Unfortunately, the presence of twinspan.exe file in the twinspanR library is a problem for its portability – seems like CRAN doesn’t allow packages with executables inside (for understandable security reasons), and R-Forge allows it to be uploaded, but fails to build it. For now, the channel for distribution of this package is GitHub, and it will perhaps remain there until some other solution will show up. Simply, it’s just a quick and dirty way how to get TWINSPAN functionality in R without too much hassle, before somebody manages to write fully functional implementation of TWINSPAN in R.

References

  • Hennekens S.M. & Schaminée J.H.J. (2001): TURBOVEG, a comprehensive data base management system for vegetation data. Journal of Vegetation Science, 12: 589-591.
  • Hill M.O. (1979): TWINSPAN: A FORTRAN Program for Arranging Multivariate Data in an Ordered Two-way Table by Classification of the Individuals and Attributes. Cornell University, Ithaca, NY.
  • Hill M.O. & Šmilauer P. (2005): TWINSPAN for Windows version 2.3. Centre for Ecology and Hydrology & University of South Bohemia, Huntingdon & České Budějovice.
  • Hill M.O. & Gauch H.G. (1980): Detrended correspondence analysis: An improved ordination technique. Vegetatio, 42: 47-58.
  • Kaufman L. & Rousseeuw P. J. (2009): Finding groups in data: an introduction to cluster analysis (Vol. 344). John Wiley & Sons.

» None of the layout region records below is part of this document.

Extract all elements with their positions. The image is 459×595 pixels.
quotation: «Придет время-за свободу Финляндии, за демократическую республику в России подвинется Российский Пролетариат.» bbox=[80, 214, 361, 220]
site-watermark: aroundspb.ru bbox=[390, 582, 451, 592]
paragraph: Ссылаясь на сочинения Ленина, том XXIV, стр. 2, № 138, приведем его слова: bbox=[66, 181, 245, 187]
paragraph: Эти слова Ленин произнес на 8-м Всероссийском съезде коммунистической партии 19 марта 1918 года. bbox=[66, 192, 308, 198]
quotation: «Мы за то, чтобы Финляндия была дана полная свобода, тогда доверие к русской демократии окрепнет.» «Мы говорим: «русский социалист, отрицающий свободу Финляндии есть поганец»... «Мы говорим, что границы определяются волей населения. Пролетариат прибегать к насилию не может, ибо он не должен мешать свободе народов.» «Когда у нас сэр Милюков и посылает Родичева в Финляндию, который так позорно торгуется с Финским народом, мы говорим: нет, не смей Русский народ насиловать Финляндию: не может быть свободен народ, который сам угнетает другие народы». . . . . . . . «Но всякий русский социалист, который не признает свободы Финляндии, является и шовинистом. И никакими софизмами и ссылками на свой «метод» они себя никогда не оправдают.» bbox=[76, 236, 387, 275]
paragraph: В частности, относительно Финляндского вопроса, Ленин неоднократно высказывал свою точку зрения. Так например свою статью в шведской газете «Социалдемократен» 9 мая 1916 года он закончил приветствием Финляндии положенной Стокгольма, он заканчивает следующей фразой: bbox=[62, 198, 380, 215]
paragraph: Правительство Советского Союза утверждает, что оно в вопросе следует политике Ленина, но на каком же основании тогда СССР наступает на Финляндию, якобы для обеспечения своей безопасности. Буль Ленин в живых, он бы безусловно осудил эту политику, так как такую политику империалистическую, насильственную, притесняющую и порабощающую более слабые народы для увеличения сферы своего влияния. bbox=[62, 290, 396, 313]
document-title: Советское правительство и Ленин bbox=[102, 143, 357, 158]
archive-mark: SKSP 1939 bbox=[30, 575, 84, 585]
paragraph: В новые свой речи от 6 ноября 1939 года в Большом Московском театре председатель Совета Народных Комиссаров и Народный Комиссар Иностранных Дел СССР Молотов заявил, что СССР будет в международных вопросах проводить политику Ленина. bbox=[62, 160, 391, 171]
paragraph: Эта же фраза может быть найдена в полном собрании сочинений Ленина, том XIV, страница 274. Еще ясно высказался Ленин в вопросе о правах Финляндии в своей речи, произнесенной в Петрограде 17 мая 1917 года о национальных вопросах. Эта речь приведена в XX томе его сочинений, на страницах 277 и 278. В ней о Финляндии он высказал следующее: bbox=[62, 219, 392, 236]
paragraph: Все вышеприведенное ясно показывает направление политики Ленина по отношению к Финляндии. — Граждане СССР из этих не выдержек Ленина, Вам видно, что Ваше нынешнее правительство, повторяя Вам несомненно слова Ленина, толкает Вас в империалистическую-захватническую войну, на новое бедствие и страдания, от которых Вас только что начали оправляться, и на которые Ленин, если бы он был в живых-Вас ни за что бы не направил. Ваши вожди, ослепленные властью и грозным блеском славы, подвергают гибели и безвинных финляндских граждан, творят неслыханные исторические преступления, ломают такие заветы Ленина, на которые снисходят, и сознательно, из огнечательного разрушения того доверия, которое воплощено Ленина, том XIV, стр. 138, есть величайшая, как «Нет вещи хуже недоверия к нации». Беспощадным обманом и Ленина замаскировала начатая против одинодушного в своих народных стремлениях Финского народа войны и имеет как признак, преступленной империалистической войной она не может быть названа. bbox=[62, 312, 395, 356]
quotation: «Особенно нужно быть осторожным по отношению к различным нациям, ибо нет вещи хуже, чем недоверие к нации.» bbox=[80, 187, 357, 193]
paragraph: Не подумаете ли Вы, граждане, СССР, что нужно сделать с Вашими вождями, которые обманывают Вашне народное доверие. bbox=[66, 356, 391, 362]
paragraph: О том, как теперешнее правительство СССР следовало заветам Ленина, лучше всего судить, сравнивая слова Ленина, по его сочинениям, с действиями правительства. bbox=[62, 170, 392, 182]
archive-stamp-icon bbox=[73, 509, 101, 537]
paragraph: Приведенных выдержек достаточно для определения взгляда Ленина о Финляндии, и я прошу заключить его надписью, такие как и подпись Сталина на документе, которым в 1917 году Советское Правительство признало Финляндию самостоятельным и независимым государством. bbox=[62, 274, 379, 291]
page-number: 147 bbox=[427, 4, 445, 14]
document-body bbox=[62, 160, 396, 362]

  • Macnaughton-Smith P., Williams W. T., Dale M. B. & Mockett L. G. (1964): Dissimilarity analysis: a new technique of hierarchical sub-division. Nature, 202: 1034-1035.

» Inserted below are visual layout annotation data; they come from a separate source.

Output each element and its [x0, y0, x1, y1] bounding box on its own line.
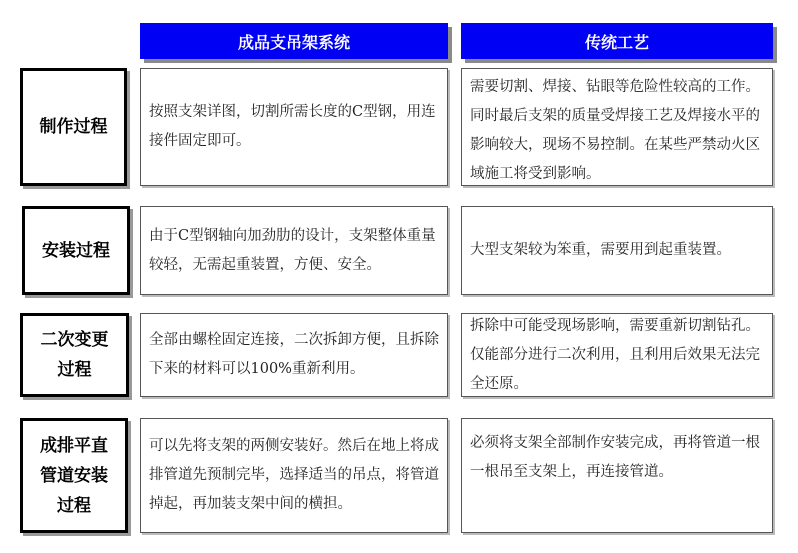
header-traditional: 传统工艺: [461, 23, 773, 59]
cell-product-secondary-change: [140, 313, 448, 397]
header-product-system: 成品支吊架系统: [140, 23, 448, 59]
cell-text: 拆除中可能受现场影响，需要重新切割钻孔。仅能部分进行二次利用，且利用后效果无法完全还原。: [470, 317, 760, 392]
cell-text: 可以先将支架的两侧安装好。然后在地上将成排管道先预制完毕，选择适当的吊点，将管道掉起，再加装支架中间的横担。: [149, 438, 439, 512]
cell-text: 大型支架较为笨重，需要用到起重装置。: [470, 242, 731, 258]
cell-text: 按照支架详图，切割所需长度的C型钢，用连接件固定即可。: [149, 104, 436, 149]
row-label-installation: 安装过程: [22, 206, 130, 295]
cell-traditional-fabrication: [461, 68, 773, 186]
cell-traditional-installation: [461, 206, 773, 295]
cell-text: 必须将支架全部制作安装完成，再将管道一根一根吊至支架上，再连接管道。: [470, 435, 760, 480]
cell-traditional-pipe-installation: [461, 418, 773, 533]
row-label-pipe-installation: 成排平直管道安装过程: [20, 418, 128, 533]
cell-product-fabrication: [140, 68, 448, 186]
cell-product-installation: [140, 206, 448, 295]
row-label-secondary-change: 二次变更过程: [20, 313, 129, 397]
cell-text: 由于C型钢轴向加劲肋的设计，支架整体重量较轻，无需起重装置，方便、安全。: [149, 227, 436, 273]
cell-product-pipe-installation: [140, 418, 448, 533]
row-label-fabrication: 制作过程: [20, 68, 127, 186]
cell-text: 需要切割、焊接、钻眼等危险性较高的工作。同时最后支架的质量受焊接工艺及焊接水平的影响较大，现场不易控制。在某些严禁动火区域施工将受到影响。: [470, 79, 760, 182]
cell-text: 全部由螺栓固定连接，二次拆卸方便，且拆除下来的材料可以100%重新利用。: [149, 332, 439, 377]
cell-traditional-secondary-change: [461, 313, 773, 397]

  • Mueller-Dombois D. & Ellenberg H. (1974): Aims and Methods of Vegetation Ecology. John Wiley & Sons, New York, Chichester, Brisbane, Toronto.
  • Roleček J., Tichý L., Zelený D. & Chytrý M. (2009): Modified TWINSPAN classification in which the hierarchy respects cluster heterogeneity. Journal of Vegetation Science, 20:596-602.
  • Schaminée J.H.J & Hennekens S.M. (2001): TURBOVEG, MEGATAB und SYNBIOSYS: neue Entwicklungen in der Pflanzensoziologie. Ber. Reinhold-Tüxen Ges., 13: 21-34.
  • Tichý L. (2002): JUICE, software for vegetation classification. Journal of Vegetation Science, 13: 451-453.